I started with small decisions with just a few options; one day when we were going out I asked Simon if he would like to go on the bike or walk, Simon said ‘I don’t know’. I asked Simon if he would hold his hands out, I touched his left and said ‘walk’, I touched his right and said ‘bike’. Simon then put his left hand straight behind his back and his right hand forward. I then asked Simon if he was saying he would like to go on his bike and he said ‘How do you know that’ this is Simon’s way of saying ‘yes’.

Knowing that this had worked and that Simon had really engaged with the interaction was exciting; it meant that Simon had a simple way of letting me know his decision.

A few days later I was supporting Simon and asked him if he would like orange or blackcurrant juice, Simon put his hands out and said ‘Which one?’ This confirmed to me that the interaction had stuck with Simon and it was a tool that myself and the rest of the staff team could use to support Simon with making choices.

I am now working on different ways to support Simon to communicate other choices and decisions, and seeing Simon engage with these things is fantastic.

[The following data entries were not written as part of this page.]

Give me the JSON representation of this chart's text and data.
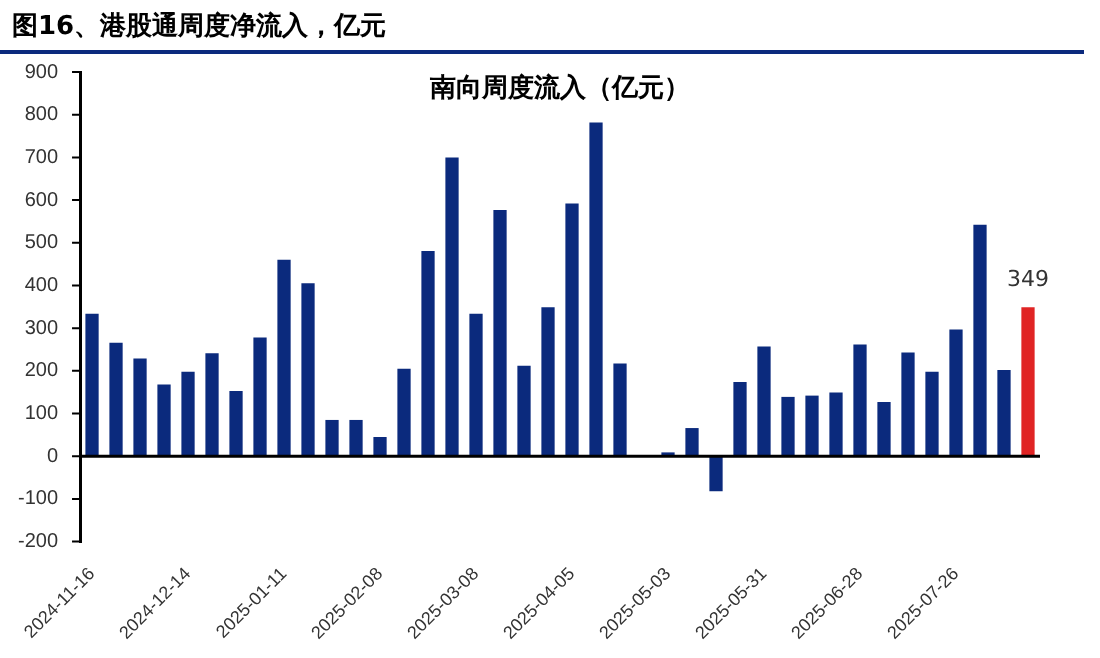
{
  "chart_data": {
    "type": "bar",
    "title": "图16、港股通周度净流入，亿元",
    "subtitle": "南向周度流入（亿元）",
    "categories": [
      "2024-11-16",
      null,
      null,
      null,
      "2024-12-14",
      null,
      null,
      null,
      "2025-01-11",
      null,
      null,
      null,
      "2025-02-08",
      null,
      null,
      null,
      "2025-03-08",
      null,
      null,
      null,
      "2025-04-05",
      null,
      null,
      null,
      "2025-05-03",
      null,
      null,
      null,
      "2025-05-31",
      null,
      null,
      null,
      "2025-06-28",
      null,
      null,
      null,
      "2025-07-26",
      null,
      null,
      null
    ],
    "values": [
      334,
      266,
      229,
      168,
      198,
      241,
      153,
      278,
      460,
      405,
      85,
      85,
      45,
      205,
      481,
      700,
      334,
      577,
      212,
      349,
      592,
      782,
      217,
      null,
      9,
      66,
      -82,
      174,
      257,
      139,
      142,
      149,
      262,
      127,
      243,
      198,
      297,
      542,
      202,
      349
    ],
    "colors": [
      "#0b2a7d",
      "#0b2a7d",
      "#0b2a7d",
      "#0b2a7d",
      "#0b2a7d",
      "#0b2a7d",
      "#0b2a7d",
      "#0b2a7d",
      "#0b2a7d",
      "#0b2a7d",
      "#0b2a7d",
      "#0b2a7d",
      "#0b2a7d",
      "#0b2a7d",
      "#0b2a7d",
      "#0b2a7d",
      "#0b2a7d",
      "#0b2a7d",
      "#0b2a7d",
      "#0b2a7d",
      "#0b2a7d",
      "#0b2a7d",
      "#0b2a7d",
      "#0b2a7d",
      "#0b2a7d",
      "#0b2a7d",
      "#0b2a7d",
      "#0b2a7d",
      "#0b2a7d",
      "#0b2a7d",
      "#0b2a7d",
      "#0b2a7d",
      "#0b2a7d",
      "#0b2a7d",
      "#0b2a7d",
      "#0b2a7d",
      "#0b2a7d",
      "#0b2a7d",
      "#0b2a7d",
      "#e02424"
    ],
    "value_labels": [
      null,
      null,
      null,
      null,
      null,
      null,
      null,
      null,
      null,
      null,
      null,
      null,
      null,
      null,
      null,
      null,
      null,
      null,
      null,
      null,
      null,
      null,
      null,
      null,
      null,
      null,
      null,
      null,
      null,
      null,
      null,
      null,
      null,
      null,
      null,
      null,
      null,
      null,
      null,
      "349"
    ],
    "ylim": [
      -200,
      900
    ],
    "yticks": [
      -200,
      -100,
      0,
      100,
      200,
      300,
      400,
      500,
      600,
      700,
      800,
      900
    ],
    "legend": false
  }
}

Sometimes it is easier for people to assume what someone wants (and I’m certain people do this with the best of intentions) but trust me… taking that extra time to support someone to make a fully informed choice, by themselves, and seeing the difference it can make to someone’s life is worth
every minute!

Francesca - photo_blog

Francesca Coyne
Senior Support Practitioner
Best Practice Mentor: Great Interactions
Warrington

Comments

  • Wendy Cook says:

    A lovely blog Francesca and a great outcome for Simon 🙂

  • Fay Walker says:

    What a lovely blog and how great that you have come up with a new and creative way to support Simon to make his own choices. We are lucky to have you.

  • Maureen says:

    Fantastic blog Francesca. You really work well with Simon and this shows in all aspects of the support given

  • Tess Marshall says:

    What a great way of supporting Simon to choose, it was a lovely story to read.

  • Andrea Parr says:

    Francesca, I know Simon really well and he is such a wonderful young man who has so much character. I think it’s a wonderful blog and when I first read it I thought how creative you have been. You have really understood Simon and spent time understanding what he enjoys and how he enjoys things to reach such positive outcomes. I think this is such an inspirational blog Francesca. Thankyou so much for taking the time to write it

  • Maureen White says:

    A Fantastic Blog Francesca, Well Done.

  • Sally Lee says:

    I’ve loved reading this! The difference in Simon’s communication is wonderful to see. The extra effort you have put in to supporting Simon to make more informed choices and the creativity you have used to make it person centred has made such a positive outcome for Simon. Well done!!

  • Emma Killick says:

    Brilliant blog Francesca thank you for taking the time to share this with us.
    It’s great that you took the time to reflect and find such an inventive yet simple way for Simon to be able to communicate his choices and preferences. I’m sure there will be many positive ways he can build on this now. Well done.

  • Rowan Jackson says:

    Amazing, well done both of you. The little choices are so often overlooked but are the ones that make up our daily lives, you have really empowered Simon and given him a tool to take control of his daily choices. I love that this can be used by his whole team and will inspire them too.